I plan to use a maximum likelihood method for the analysis and ultimately want to portray the data in a PCoA-like plot. Tree topology is not important for this. Is it possible to run an ML-based analysis and obtain just the resulting distance matrix? I'd like to use the matrix to create the PCoA plot. Also, is the dataset too large? Any suggestions of softwares?
The goal of this analysis is to evaluate the relatedness of select strains (~300) against a larger global population.
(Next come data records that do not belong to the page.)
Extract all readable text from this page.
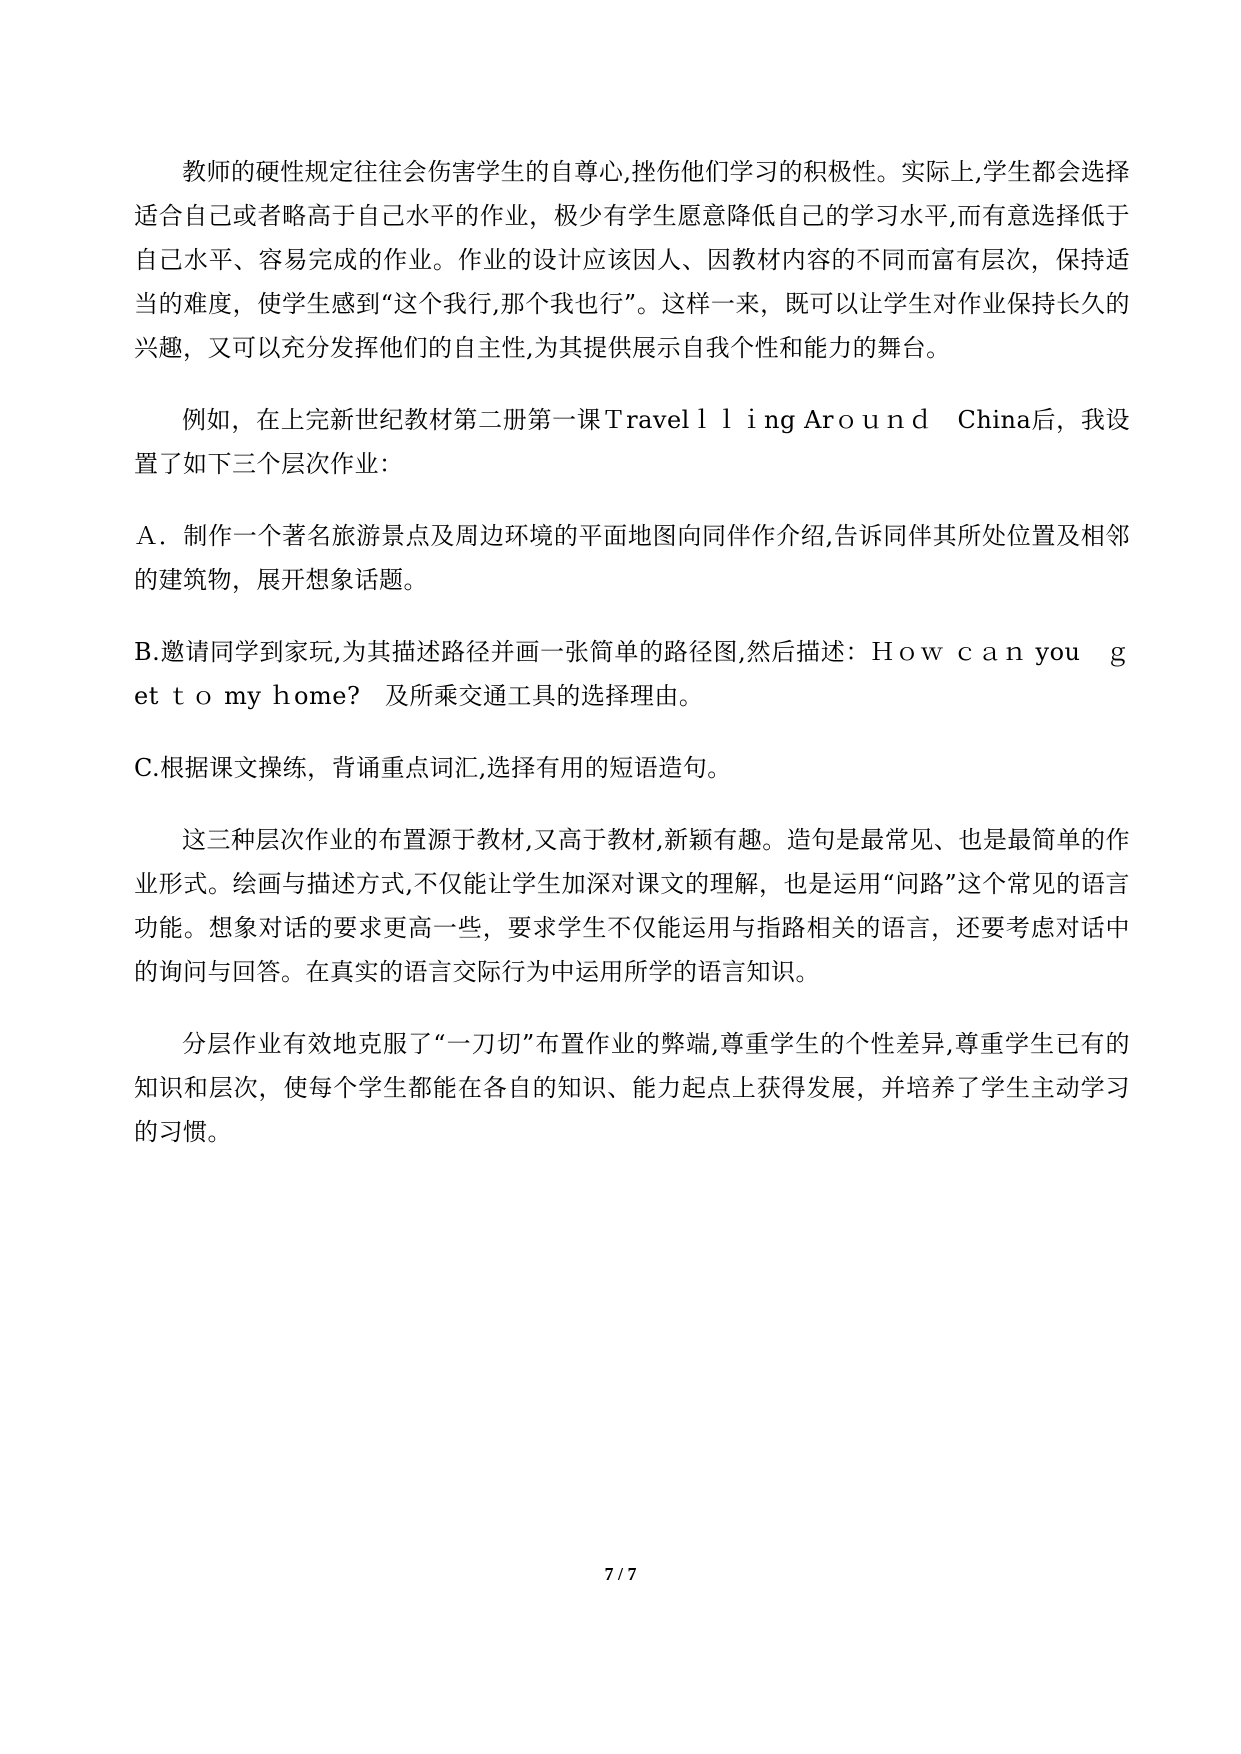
教师的硬性规定往往会伤害学生的自尊心,挫伤他们学习的积极性。实际上,学生都会选择适合自己或者略高于自己水平的作业，极少有学生愿意降低自己的学习水平,而有意选择低于自己水平、容易完成的作业。作业的设计应该因人、因教材内容的不同而富有层次，保持适当的难度，使学生感到“这个我行,那个我也行”。这样一来，既可以让学生对作业保持长久的兴趣，又可以充分发挥他们的自主性,为其提供展示自我个性和能力的舞台。

例如，在上完新世纪教材第二册第一课Ｔravelｌｌｉng Arｏｕｎｄ　China后，我设置了如下三个层次作业：

Ａ．制作一个著名旅游景点及周边环境的平面地图向同伴作介绍,告诉同伴其所处位置及相邻的建筑物，展开想象话题。

B.邀请同学到家玩,为其描述路径并画一张简单的路径图,然后描述：Ｈｏｗ ｃａｎ you　ｇet ｔｏ my ｈome?　及所乘交通工具的选择理由。

C.根据课文操练，背诵重点词汇,选择有用的短语造句。

这三种层次作业的布置源于教材,又高于教材,新颖有趣。造句是最常见、也是最简单的作业形式。绘画与描述方式,不仅能让学生加深对课文的理解，也是运用“问路”这个常见的语言功能。想象对话的要求更高一些，要求学生不仅能运用与指路相关的语言，还要考虑对话中的询问与回答。在真实的语言交际行为中运用所学的语言知识。

分层作业有效地克服了“一刀切”布置作业的弊端,尊重学生的个性差异,尊重学生已有的知识和层次，使每个学生都能在各自的知识、能力起点上获得发展，并培养了学生主动学习的习惯。

7 / 7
Really appreciate the help!
Thanks, Peter
Can you edit your post and make it clear, please. Which data do you have and what do you want to highlight through the PCoA?
Ok, updated the post.
Or I don't understand what you're trying to do or I'm not familiar with the analysis that you want to do. Can you provide a reference paper that highlights a similar analysis to the one that you want to do, please?
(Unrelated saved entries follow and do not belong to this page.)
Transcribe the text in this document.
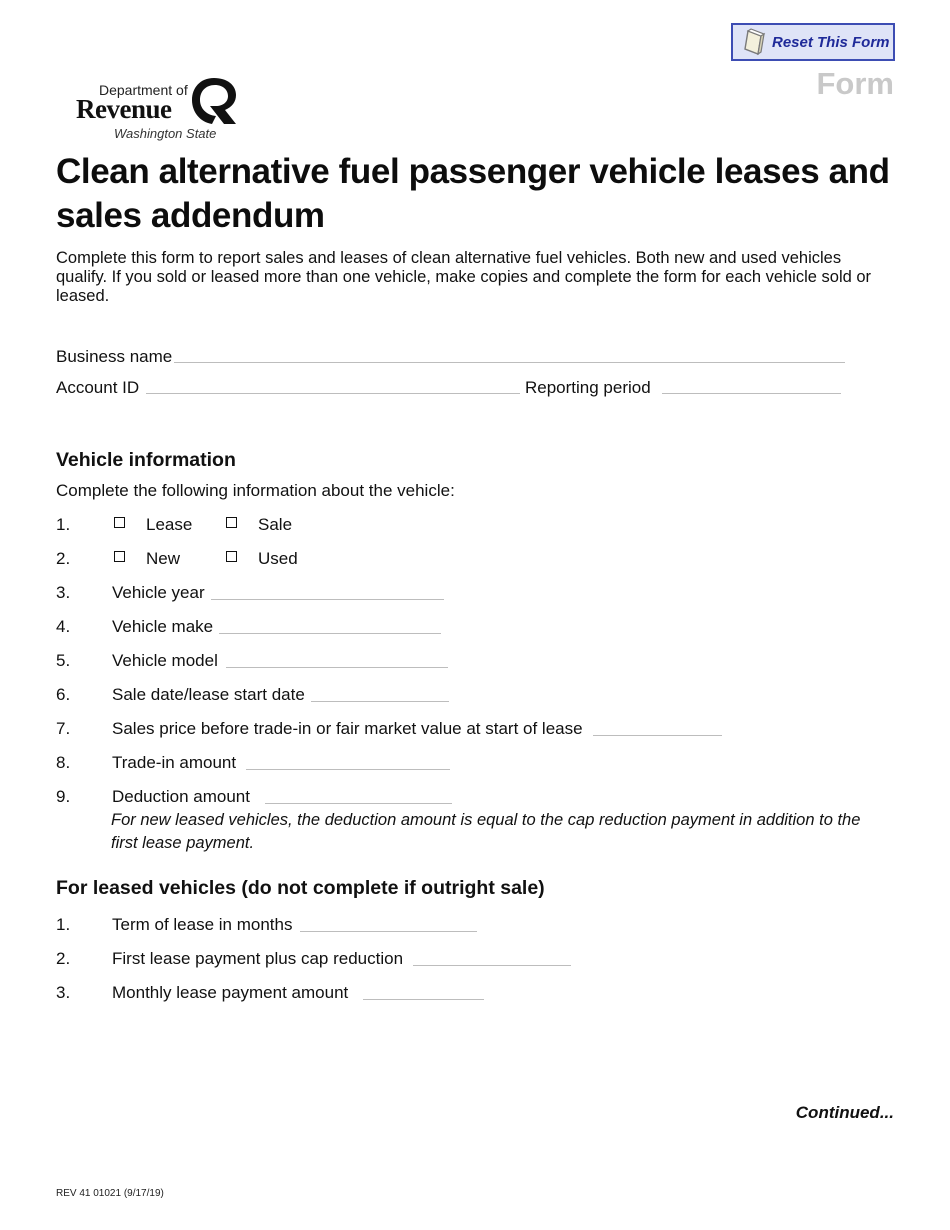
Reset This Form
Form
Department of
Revenue
Washington State
Clean alternative fuel passenger vehicle leases and sales addendum
Complete this form to report sales and leases of clean alternative fuel vehicles. Both new and used vehicles qualify. If you sold or leased more than one vehicle, make copies and complete the form for each vehicle sold or leased.
Business name
Account ID	Reporting period
Vehicle information
Complete the following information about the vehicle:
1.	Lease	Sale
2.	New	Used
3. Vehicle year
4. Vehicle make
5. Vehicle model
6. Sale date/lease start date
7. Sales price before trade-in or fair market value at start of lease
8. Trade-in amount
9. Deduction amount
For new leased vehicles, the deduction amount is equal to the cap reduction payment in addition to the first lease payment.
For leased vehicles (do not complete if outright sale)
1. Term of lease in months
2. First lease payment plus cap reduction
3. Monthly lease payment amount
Continued...
REV 41 01021 (9/17/19)
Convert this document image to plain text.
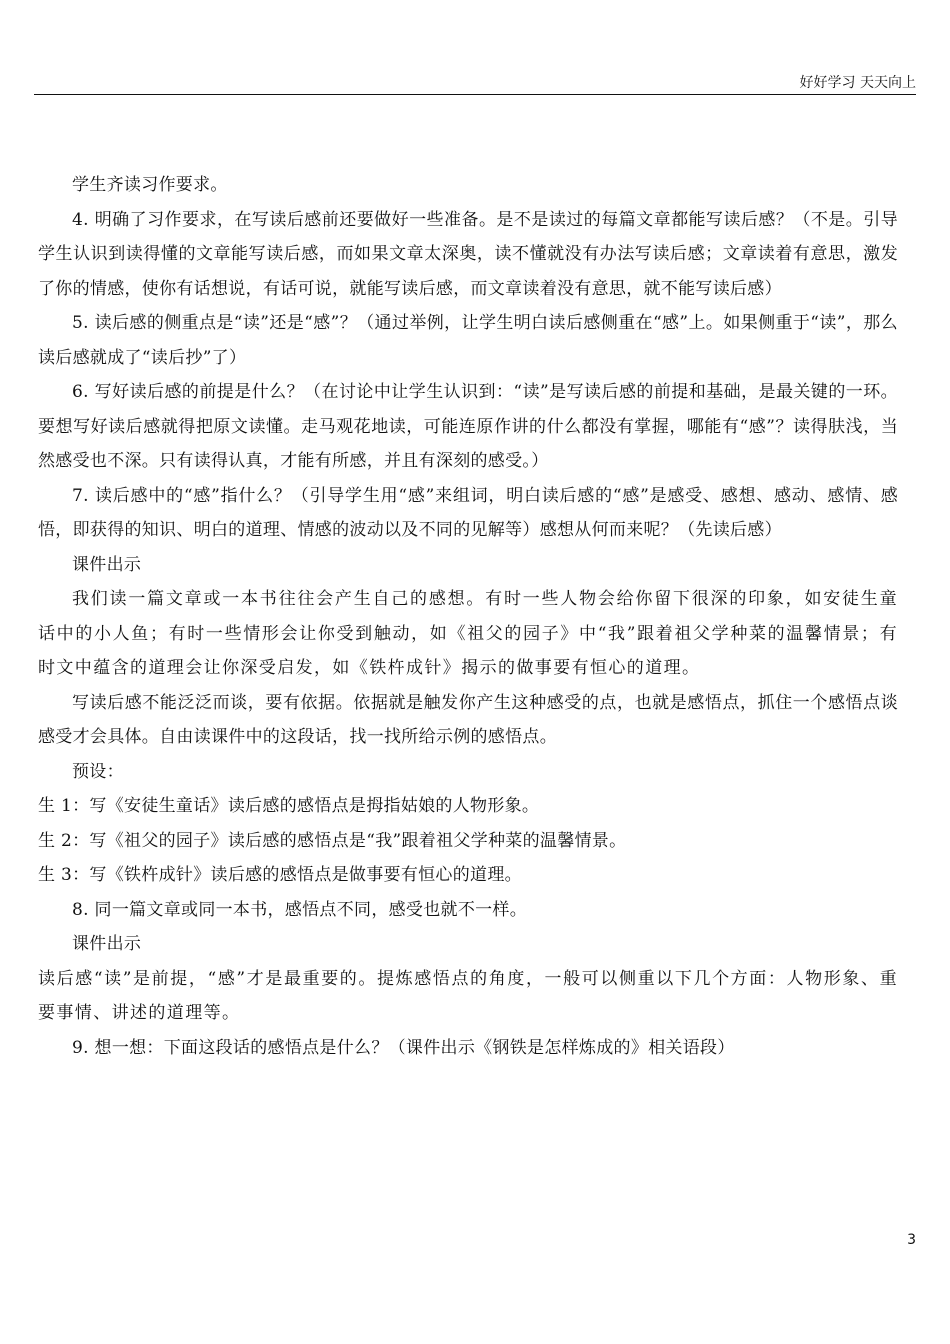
好好学习 天天向上

学生齐读习作要求。

4. 明确了习作要求，在写读后感前还要做好一些准备。是不是读过的每篇文章都能写读后感？（不是。引导学生认识到读得懂的文章能写读后感，而如果文章太深奥，读不懂就没有办法写读后感；文章读着有意思，激发了你的情感，使你有话想说，有话可说，就能写读后感，而文章读着没有意思，就不能写读后感）

5. 读后感的侧重点是“读”还是“感”？（通过举例，让学生明白读后感侧重在“感”上。如果侧重于“读”，那么读后感就成了“读后抄”了）

6. 写好读后感的前提是什么？（在讨论中让学生认识到：“读”是写读后感的前提和基础，是最关键的一环。要想写好读后感就得把原文读懂。走马观花地读，可能连原作讲的什么都没有掌握，哪能有“感”？读得肤浅，当然感受也不深。只有读得认真，才能有所感，并且有深刻的感受。）

7. 读后感中的“感”指什么？（引导学生用“感”来组词，明白读后感的“感”是感受、感想、感动、感情、感悟，即获得的知识、明白的道理、情感的波动以及不同的见解等）感想从何而来呢？（先读后感）

课件出示

我们读一篇文章或一本书往往会产生自己的感想。有时一些人物会给你留下很深的印象，如安徒生童话中的小人鱼；有时一些情形会让你受到触动，如《祖父的园子》中“我”跟着祖父学种菜的温馨情景；有时文中蕴含的道理会让你深受启发，如《铁杵成针》揭示的做事要有恒心的道理。

写读后感不能泛泛而谈，要有依据。依据就是触发你产生这种感受的点，也就是感悟点，抓住一个感悟点谈感受才会具体。自由读课件中的这段话，找一找所给示例的感悟点。

预设：

生 1：写《安徒生童话》读后感的感悟点是拇指姑娘的人物形象。

生 2：写《祖父的园子》读后感的感悟点是“我”跟着祖父学种菜的温馨情景。

生 3：写《铁杵成针》读后感的感悟点是做事要有恒心的道理。

8. 同一篇文章或同一本书，感悟点不同，感受也就不一样。

课件出示

读后感“读”是前提，“感”才是最重要的。提炼感悟点的角度，一般可以侧重以下几个方面：人物形象、重要事情、讲述的道理等。

9. 想一想：下面这段话的感悟点是什么？（课件出示《钢铁是怎样炼成的》相关语段）

3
From your description and based on my background on microbial ecology, this sounds like a beta-diversity analysis to me (sorry if I misunderstood). If so, you need to have at least 2 or more samples.
If the aim is to evaluate the relatedness of strains, I believe this can be done trough a phylogenetic tree. Of course that you probably need to collapse some branches to make it readable. Are the 10 K seqs non-redundant?
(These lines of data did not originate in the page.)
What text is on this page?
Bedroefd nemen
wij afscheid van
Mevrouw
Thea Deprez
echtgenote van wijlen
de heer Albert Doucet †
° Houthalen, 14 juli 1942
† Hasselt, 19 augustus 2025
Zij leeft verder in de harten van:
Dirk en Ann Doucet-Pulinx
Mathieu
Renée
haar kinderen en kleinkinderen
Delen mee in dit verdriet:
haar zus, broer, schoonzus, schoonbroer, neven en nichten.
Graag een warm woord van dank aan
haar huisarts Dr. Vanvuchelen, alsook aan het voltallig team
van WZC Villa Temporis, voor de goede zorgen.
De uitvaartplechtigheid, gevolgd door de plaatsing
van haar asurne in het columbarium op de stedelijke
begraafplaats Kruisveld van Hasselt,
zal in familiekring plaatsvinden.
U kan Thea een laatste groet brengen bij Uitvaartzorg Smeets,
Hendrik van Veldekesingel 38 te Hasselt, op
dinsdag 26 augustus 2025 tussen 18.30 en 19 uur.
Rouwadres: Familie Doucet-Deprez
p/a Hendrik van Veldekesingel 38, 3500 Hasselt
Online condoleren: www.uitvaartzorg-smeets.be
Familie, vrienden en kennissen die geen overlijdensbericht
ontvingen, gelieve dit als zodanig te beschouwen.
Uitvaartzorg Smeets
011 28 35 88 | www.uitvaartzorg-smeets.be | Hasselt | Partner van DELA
You can do a phylogenetic tree and PCoA analyses with QIIME2 software: https://qiime2.org/
QIIME2 has many plugins that use third-party software tools. For instance for phylogenetic tree has
fasttree
among others: https://docs.qiime2.org/2020.8/tutorials/phylogeny/It also allows to make ordination, such as PCoA, but you need to ensure that the data generated among different steps is compatible. QIIME2 has many tutorials, workshops, docs.
I hope this helps,
António
Thanks for the reply. I haven't been able to find a reference paper doing something similar but will keep looking.
The 10k sequences is after redundant sequence removal.
I have a global dataset of 10,000 sequences. Of the 10,000, there are 300 sequences (strains) that I am looking to highlight. So, I'm basically doing a standard phylogenetic analysis. However, it prefer to portray the data in a PCoA plot rather than a tree format.
From what I understand, QIIME2 can create PCoA plots but it's only when doing a beta analysis of different populations.
Does that make sense?
I don't think that you can do that, but I may have be wrong.
So, a PCA or PCoA is a multivariate method. So you need to have a set of observations across several (usually a few-to-thousand) variables. In your case I don't see which can be observations or variables. That's why a PCoA is used in beta-diversity because you've a set of samples/sites/communities (observations) across some OTUs/ASVs/16S seqs (variables). In this case you can make a ML-tree analysis, apply a beta-diversity phylogenetic distance, such as UniFrac, and display the distance matrix across an ordination method such as PCoA. But in your case if the 16S seqs are the variables which are the observations or vice-versa. I don't think that what you want to do is possible, but I may have be wrong.
António
Yeah, I'm a little concerned that I can't do that. One suggestion I heard to was to bin the sequences into OTUs and then run a beta-diversity analysis.
Is there no tool available to assess phylogenetic relationships in a 2D plot? I've read about multidimensional scaling, which might be what I'm looking for.